Drenagem em ruas, avenidas e rodovias
Na superchuva de 30 de outubro de 2014 na Serra a enchente alagou a Av. Central de Laranjeiras, gerando inundação – até então nunca vista naquela proporção – das lojas e demais estabelecimentos. Posteriormente a Prefeitura investiu na readequação da rede de drenagem pluvial na via, aumentando o diâmetro da tubulação. O que reduziu o problema.
O mesmo tem de ser feito em outros pontos críticos. Na BR 101, na altura da José de Anchieta, por exemplo. Local que qualquer chuva mais forte gera alagamento que interrompe o trânsito. A via será municipalizada, o que pode facilitar o necessário investimento em drenagem ali. Outro ponto que tem de ser atacado urgentemente é o trecho da Av. Eudes Scherrer em frente ao EPA Plus, em Laranjeiras. Via que já é municipal.

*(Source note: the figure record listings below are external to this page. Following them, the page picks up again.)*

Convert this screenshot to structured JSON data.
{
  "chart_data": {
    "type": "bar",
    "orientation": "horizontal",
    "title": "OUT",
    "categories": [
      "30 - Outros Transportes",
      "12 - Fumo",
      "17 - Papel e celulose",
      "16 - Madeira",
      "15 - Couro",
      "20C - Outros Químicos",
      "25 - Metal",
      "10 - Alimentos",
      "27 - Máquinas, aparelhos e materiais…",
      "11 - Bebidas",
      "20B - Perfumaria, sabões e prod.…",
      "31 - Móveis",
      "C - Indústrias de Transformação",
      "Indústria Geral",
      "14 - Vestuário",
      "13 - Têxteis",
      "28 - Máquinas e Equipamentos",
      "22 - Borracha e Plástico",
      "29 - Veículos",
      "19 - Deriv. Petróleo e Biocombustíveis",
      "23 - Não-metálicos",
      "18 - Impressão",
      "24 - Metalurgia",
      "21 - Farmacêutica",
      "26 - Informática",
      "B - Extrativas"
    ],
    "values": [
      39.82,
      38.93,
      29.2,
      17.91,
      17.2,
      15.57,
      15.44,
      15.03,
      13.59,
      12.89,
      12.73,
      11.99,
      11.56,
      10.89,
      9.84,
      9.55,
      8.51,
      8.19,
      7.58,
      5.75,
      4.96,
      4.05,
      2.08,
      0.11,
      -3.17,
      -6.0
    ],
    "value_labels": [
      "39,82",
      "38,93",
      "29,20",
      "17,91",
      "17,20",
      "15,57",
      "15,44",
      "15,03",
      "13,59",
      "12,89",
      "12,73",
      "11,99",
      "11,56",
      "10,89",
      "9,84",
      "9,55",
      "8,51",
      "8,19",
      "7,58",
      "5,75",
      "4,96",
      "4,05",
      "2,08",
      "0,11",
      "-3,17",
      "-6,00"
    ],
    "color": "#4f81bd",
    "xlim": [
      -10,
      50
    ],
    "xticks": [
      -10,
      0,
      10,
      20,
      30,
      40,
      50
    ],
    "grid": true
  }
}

Grande Jacaraípe e drama humanitário
Fruto da explosão populacional e expansão urbana a partir da década de 1980, a região de Jacaraípe viu os alagados e mangues em torno do rio, da lagoa Juara, dos córregos Das Laranjeiras e Capuba virarem rapidamente aglomerados de ruas e casas.
Região que nas históricas chuvas de dezembro de 2013 ficaram semanas debaixo d’água e geraram drama humanitário. A reação do município foi dragar e alargar o rio Jacaraípe. Obra de alto custo financeiro e ambiental, mas que até agora tem se mostrado eficiente, não obstante o registro de alguns pontos de alagamentos no Bairro das Laranjeiras na madrugada entre os últimos domingo (27) e segunda-feira (28).
Na região há outra obra de grande porte capaz de influenciar a drenagem: a construção do Contorno de Jacaraípe (ES 115). A obra é estadual e o município precisa atentar para que a passagem da pista sobre o córrego Das Laranjeiras tenha dimensões adequadas.
O fato é que mesmo tendo a dragagem do rio, a Grande Jacaraípe é uma baixada ao nível do mar com cursos d’água e lagoas que recebem a drenagem que vem das regiões do Civit I, Sede e Mestre Álvaro. Tudo sujeito à influência das marés. Por isso muita água acumula ali e demora a drenar. O ideal é que áreas mais baixas e sensíveis da região não devam ter novas ocupações.
Encostas e deslizamentos
É tarefa do município também coagir as ocupações nas encostas. E trabalhar para prevenir deslizamentos nas que já estão ocupadas. Dentre os pontos mais críticos, a faixa marginal à oeste da BR 101 que se estende de Carapina Grande à Laranjeiras Velha. Mas há também situações de risco em bairros de outras regiões, sendo ainda salutar por parte da prefeitura identificar locais onde é necessário a construção de muros de arrimo e executar essas obras o quanto antes.
Se fizer bem seu dever de casa, a Serra pode ter uma relação mais tranquila com as chuvas nos próximos anos.